Review 280 : Exiled on Earth – Non Euclidean

Mêler technicité et violence, voilà le crédo d’Exiled on Earth.

Créé en Italie en 2000 par Tiziano Marcozzi (guitare/chant, Rosae Crucis) et Luca Bianchi (basse) après la dissolution de Maelstrom, le groupe peut aujourd’hui compter sur Piero Arioni (batterie, Rosae Crucis, TIR) et Alfredo Gargaro (guitare) pour la sortie de Non Euclidean, leur troisième album.

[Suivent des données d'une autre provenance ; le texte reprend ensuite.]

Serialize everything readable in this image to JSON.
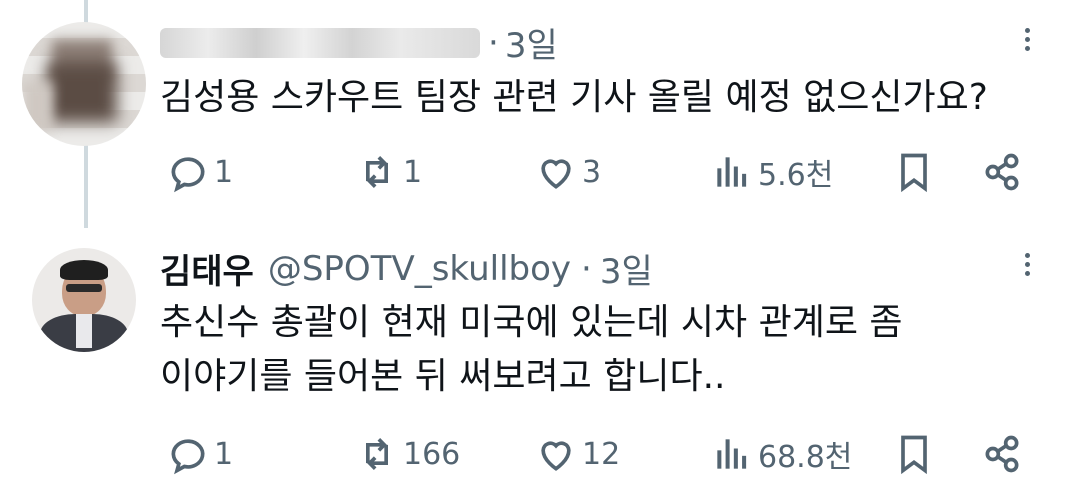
{
  "reply1": {
    "time": "3일",
    "dot": "·",
    "text": "김성용 스카우트 팀장 관련 기사 올릴 예정 없으신가요?",
    "stats": {
      "replies": "1",
      "reposts": "1",
      "likes": "3",
      "views": "5.6천"
    }
  },
  "reply2": {
    "name": "김태우",
    "handle": "@SPOTV_skullboy",
    "dot": "·",
    "time": "3일",
    "text_line1": "추신수 총괄이 현재 미국에 있는데 시차 관계로 좀",
    "text_line2": "이야기를 들어본 뒤 써보려고 합니다..",
    "stats": {
      "replies": "1",
      "reposts": "166",
      "likes": "12",
      "views": "68.8천"
    }
  },
  "icons": [
    "reply-icon",
    "repost-icon",
    "like-icon",
    "views-icon",
    "bookmark-icon",
    "share-icon",
    "more-icon"
  ],
  "colors": {
    "text": "#0f1419",
    "secondary": "#536471",
    "thread": "#cfd9de"
  }
}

Depuis leurs débuts, les musiciens se sont toujours axés sur un Thrash/Death aux accents aussi techniques que mélodiques, et ce nouvel album ne change rien à leur recette. On retrouve ce mélange énergique et rapide dès Parsec Devourer, le premier titre. La rythmique est intense, et le chant se pose facilement dessus, utilisant des patterns Thrash pour ce côté énergique, tout comme sur Vault of the Decimator. Le morceau se concentre sur les influences Death, et inclut également un peu de chant clair, comme pour s’approcher d’un Metal Progressif avant de nous lâcher sur Mythoscondria, un titre au son Old School. Les pointes de technicité sont présentes dans ces harmoniques furieuses, et le groupe alterne avec des mélodies tranchantes, comme The Cult of the Ivory Grace peut en témoigner. Les accélérations donnent lieu à des passages dissonants, mais le son est parfois plus calme et prenant.
Non Euclidian nous permet de respirer quelques instants avec une douce mélodie avant d’enchaîner sur Vordeghast Wood(Mater Eternitas), un titre qui donne beaucoup d’importance à un son de basse atmosphérique, alors que le chant clair donne une nouvelle dimension au morceau. On continue avec Tindalos, un titre qui renoue avec un son plus brut et imposant, autorisant cependant des harmoniques perçantes à se joindre à la rythmique, tout comme des parties lead suivies par tous les instruments. Dernier morceau, Forager of Sanity est à mi-chemin entre une rythmique groovy et la hargne du Thrash Old School que le groupe tisse jusqu’à la fin.

Incluant toujours plus d’éléments à leur Thrash/Death, Exiled on Earth donne à Non Euclidean une dimension Prog intéressante. Les compositions piochent dans toutes les influences de la formation et le rendu vaut le coup d’oreille.